Pidana Korporasi Dalam Perkara Kebakaran Lahan Perkebunan Kelapa Sawit

Kebakaran kebun sawit berdampak terhadap korporasi.
Kebakaran kebun sawit berdampak terhadap korporasi.

TROPIS.CO – Mahkamah Agung Republik Indonesia telah mengeluarkan Peraturan Mahkamah Agung Nomor 13 Tahun 2016 tentang Tata cara Penanganan Perkara Tindak Pidana Oleh Korporasi yang dikeluarkan pada tanggal 21 Desember 2016.

Landasan yang diberikan adalah bahwa korporasi sebagai entitas atau subjek hukum yang keberadaannya memberikan kontribusi yang besar dalam meningkatkan pertumbuhan ekonomi dan pembangunan nasional, namun dalam kenyataannya korporasi ada kalanya juga melakukan pelbagai tindak pidana (corporat crime) yang membawa dampak kerugian terhadap Negara dan masyarakat.

Selanjutnya bahwa dalam kenyataannya korporasi dapat menjadi tempat untuk menyembunyikan harta kekayaan hasil tindak pidana yang tidak tersentuh proses hukum dalam pertanggungjawaban pidana (criminal liability).
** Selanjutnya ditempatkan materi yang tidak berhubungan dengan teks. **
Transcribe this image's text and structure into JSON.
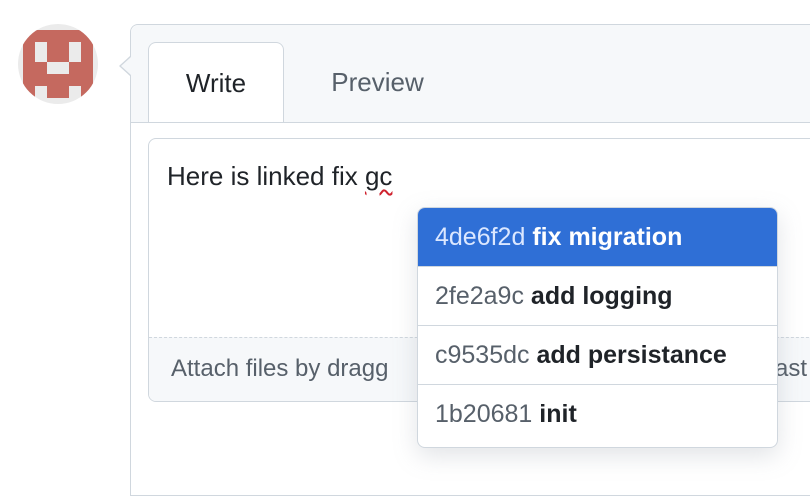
{
  "avatar": {
    "icon": "identicon",
    "colors": {
      "fill": "#c5695f",
      "bg": "#ebebeb"
    }
  },
  "tabs": {
    "write_label": "Write",
    "preview_label": "Preview"
  },
  "editor": {
    "text_before": "Here is linked fix ",
    "text_typo": "gc",
    "footer_text_left": "Attach files by dragg",
    "footer_text_right": "ast"
  },
  "suggestions": [
    {
      "sha": "4de6f2d",
      "message": "fix migration",
      "active": true
    },
    {
      "sha": "2fe2a9c",
      "message": "add logging",
      "active": false
    },
    {
      "sha": "c9535dc",
      "message": "add persistance",
      "active": false
    },
    {
      "sha": "1b20681",
      "message": "init",
      "active": false
    }
  ],
  "colors": {
    "accent": "#2f6fd6",
    "border": "#d0d7de",
    "muted": "#57606a"
  }
}
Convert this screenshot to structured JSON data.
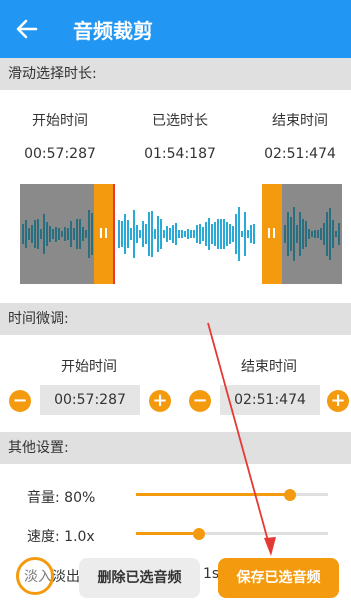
{
  "header": {
    "title": "音频裁剪",
    "color": "#2196f3"
  },
  "slide_section": {
    "title": "滑动选择时长:",
    "start_label": "开始时间",
    "start_value": "00:57:287",
    "selected_label": "已选时长",
    "selected_value": "01:54:187",
    "end_label": "结束时间",
    "end_value": "02:51:474"
  },
  "fine_section": {
    "title": "时间微调:",
    "start_label": "开始时间",
    "start_value": "00:57:287",
    "end_label": "结束时间",
    "end_value": "02:51:474"
  },
  "other_section": {
    "title": "其他设置:",
    "volume_label": "音量: 80%",
    "volume_fraction": 0.8,
    "speed_label": "速度: 1.0x",
    "speed_fraction": 0.33,
    "fade_label": "淡入淡出",
    "fade_value": "1s"
  },
  "actions": {
    "delete_label": "删除已选音频",
    "save_label": "保存已选音频"
  },
  "colors": {
    "accent": "#f39a0e",
    "wave_outer": "#2a6f80",
    "wave_inner": "#29a9d6"
  }
}
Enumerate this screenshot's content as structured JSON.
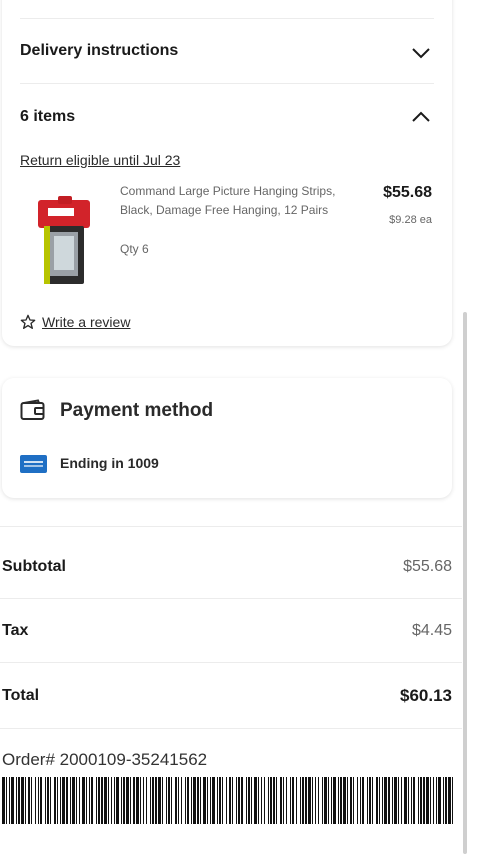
{
  "delivery": {
    "label": "Delivery instructions"
  },
  "items": {
    "header": "6 items",
    "return_text": "Return eligible until Jul 23",
    "product": {
      "title": "Command Large Picture Hanging Strips, Black, Damage Free Hanging, 12 Pairs",
      "qty": "Qty 6",
      "price": "$55.68",
      "each": "$9.28 ea"
    },
    "review_label": "Write a review"
  },
  "payment": {
    "title": "Payment method",
    "card_ending": "Ending in 1009"
  },
  "summary": {
    "subtotal_label": "Subtotal",
    "subtotal_value": "$55.68",
    "tax_label": "Tax",
    "tax_value": "$4.45",
    "total_label": "Total",
    "total_value": "$60.13"
  },
  "order": {
    "number": "Order# 2000109-35241562"
  },
  "colors": {
    "card_blue": "#1f6fc4",
    "link": "#2a2a2a"
  },
  "icons": {
    "delivery_toggle": "chevron-down-icon",
    "items_toggle": "chevron-up-icon",
    "review": "star-outline-icon",
    "payment": "wallet-icon",
    "card": "credit-card-icon"
  }
}
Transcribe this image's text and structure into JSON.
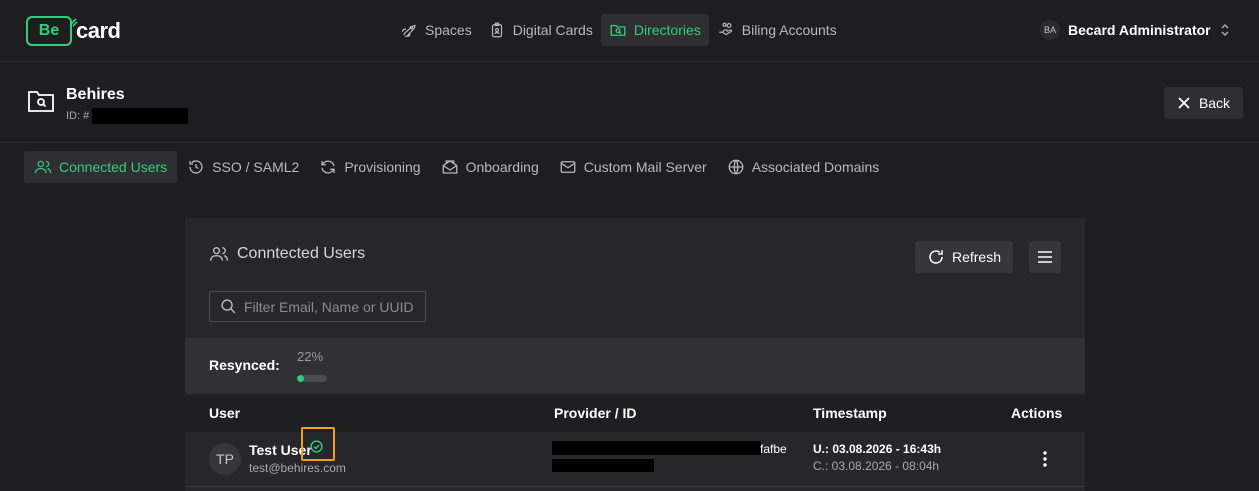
{
  "brand": {
    "logo_box": "Be",
    "logo_word": "card",
    "accent": "#2fd07a"
  },
  "nav": {
    "items": [
      {
        "label": "Spaces",
        "icon": "rocket-icon"
      },
      {
        "label": "Digital Cards",
        "icon": "badge-icon"
      },
      {
        "label": "Directories",
        "icon": "folder-search-icon",
        "active": true
      },
      {
        "label": "Biling Accounts",
        "icon": "hand-coins-icon"
      }
    ]
  },
  "user": {
    "initials": "BA",
    "name": "Becard Administrator"
  },
  "directory": {
    "title": "Behires",
    "id_prefix": "ID: #"
  },
  "back_label": "Back",
  "tabs": [
    {
      "label": "Connected Users",
      "icon": "users-icon",
      "active": true
    },
    {
      "label": "SSO / SAML2",
      "icon": "history-icon"
    },
    {
      "label": "Provisioning",
      "icon": "refresh-icon"
    },
    {
      "label": "Onboarding",
      "icon": "mail-open-icon"
    },
    {
      "label": "Custom Mail Server",
      "icon": "mail-icon"
    },
    {
      "label": "Associated Domains",
      "icon": "globe-icon"
    }
  ],
  "panel": {
    "title": "Conntected Users",
    "refresh_label": "Refresh",
    "search_placeholder": "Filter Email, Name or UUID",
    "resync_label": "Resynced:",
    "resync_percent_text": "22%",
    "resync_fraction": 0.22,
    "columns": [
      "User",
      "Provider / ID",
      "Timestamp",
      "Actions"
    ],
    "rows": [
      {
        "initials": "TP",
        "name": "Test User",
        "email": "test@behires.com",
        "provider_suffix": "fafbe",
        "updated": "U.: 03.08.2026 - 16:43h",
        "created": "C.: 03.08.2026 - 08:04h"
      }
    ]
  }
}
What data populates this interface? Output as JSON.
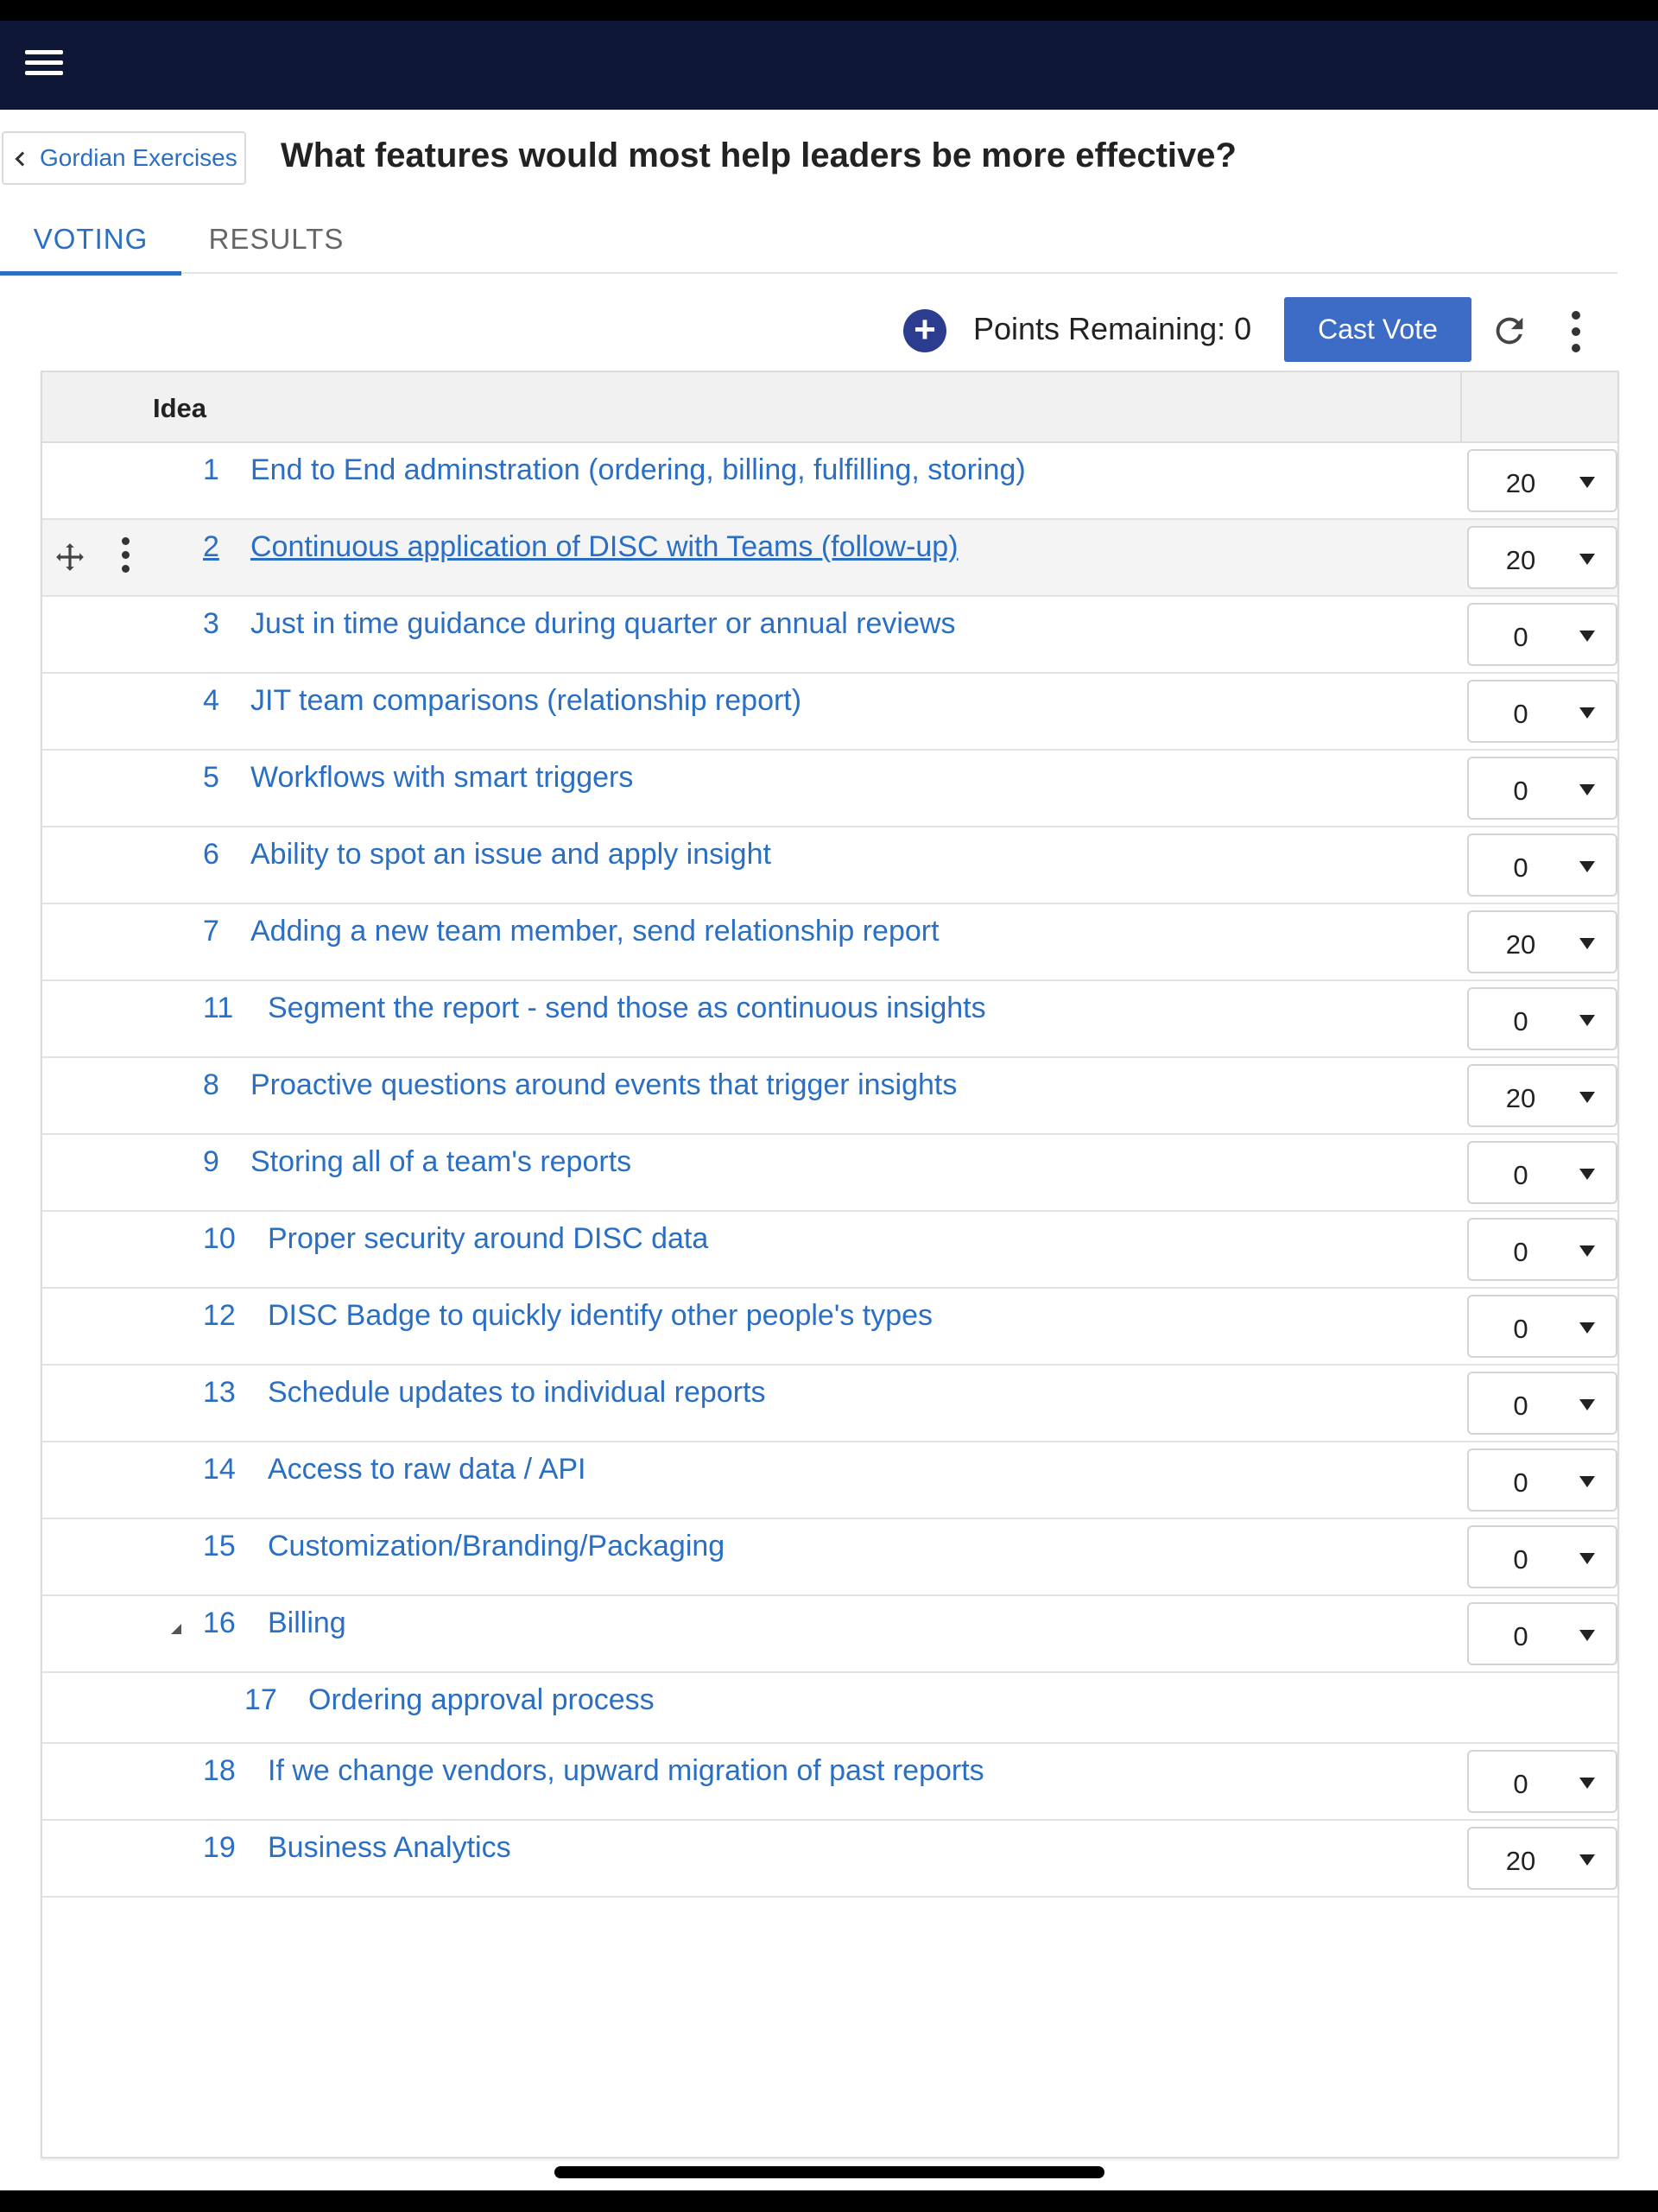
{
  "header": {
    "menu_icon": "hamburger-menu-icon",
    "colors": {
      "nav_background": "#0e1836",
      "accent": "#2a6fc4",
      "primary_button": "#3d6cc7"
    }
  },
  "breadcrumb": {
    "back_label": "Gordian Exercises"
  },
  "page": {
    "title": "What features would most help leaders be more effective?"
  },
  "tabs": [
    {
      "label": "VOTING",
      "active": true
    },
    {
      "label": "RESULTS",
      "active": false
    }
  ],
  "toolbar": {
    "points_remaining": "Points Remaining: 0",
    "cast_vote_label": "Cast Vote"
  },
  "grid": {
    "column_idea": "Idea",
    "rows": [
      {
        "num": "1",
        "text": "End to End adminstration (ordering, billing, fulfilling, storing)",
        "value": "20"
      },
      {
        "num": "2",
        "text": "Continuous application of DISC with Teams (follow-up)",
        "value": "20"
      },
      {
        "num": "3",
        "text": "Just in time guidance during quarter or annual reviews",
        "value": "0"
      },
      {
        "num": "4",
        "text": "JIT team comparisons (relationship report)",
        "value": "0"
      },
      {
        "num": "5",
        "text": "Workflows with smart triggers",
        "value": "0"
      },
      {
        "num": "6",
        "text": "Ability to spot an issue and apply insight",
        "value": "0"
      },
      {
        "num": "7",
        "text": "Adding a new team member, send relationship report",
        "value": "20"
      },
      {
        "num": "11",
        "text": "Segment the report - send those as continuous insights",
        "value": "0"
      },
      {
        "num": "8",
        "text": "Proactive questions around events that trigger insights",
        "value": "20"
      },
      {
        "num": "9",
        "text": "Storing all of a team's reports",
        "value": "0"
      },
      {
        "num": "10",
        "text": "Proper security around DISC data",
        "value": "0"
      },
      {
        "num": "12",
        "text": "DISC Badge to quickly identify other people's types",
        "value": "0"
      },
      {
        "num": "13",
        "text": "Schedule updates to individual reports",
        "value": "0"
      },
      {
        "num": "14",
        "text": "Access to raw data / API",
        "value": "0"
      },
      {
        "num": "15",
        "text": "Customization/Branding/Packaging",
        "value": "0"
      },
      {
        "num": "16",
        "text": "Billing",
        "value": "0"
      },
      {
        "num": "17",
        "text": "Ordering approval process"
      },
      {
        "num": "18",
        "text": "If we change vendors, upward migration of past reports",
        "value": "0"
      },
      {
        "num": "19",
        "text": "Business Analytics",
        "value": "20"
      }
    ]
  }
}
Pengaturan pidana terhadap korporasi dalam Peraturan Mahkamah Agung ini menekankan, Hakim dapat menilai kesalahan korporasi yang dapat dimintakan pertanggungjawaban pidana sesuai dengan ketentuan pidana korporasi dalam Undang-Undang yang mengatur tentang Korporasi.

Persyaratan dapat diterapkannya pidana korporasi adalah: a. Korporasi dapat memperoleh keuntungan atau manfaat dari tindak pidana tersebut atau tindak pidana tersebut dilakukan untuk kepentingan Korporasi; b. Korporasi membiarkan terjadinya tindak pidana; atau c. Korporasi tidak melakukan langkah-langkah yang diperlukan untuk melakukan pencegahan, mencegah dampak yang lebih besar dan memastikan kepatuhan terhadap ketentuan hukum yang berlaku guna menghindari terjadinya tindak pidana.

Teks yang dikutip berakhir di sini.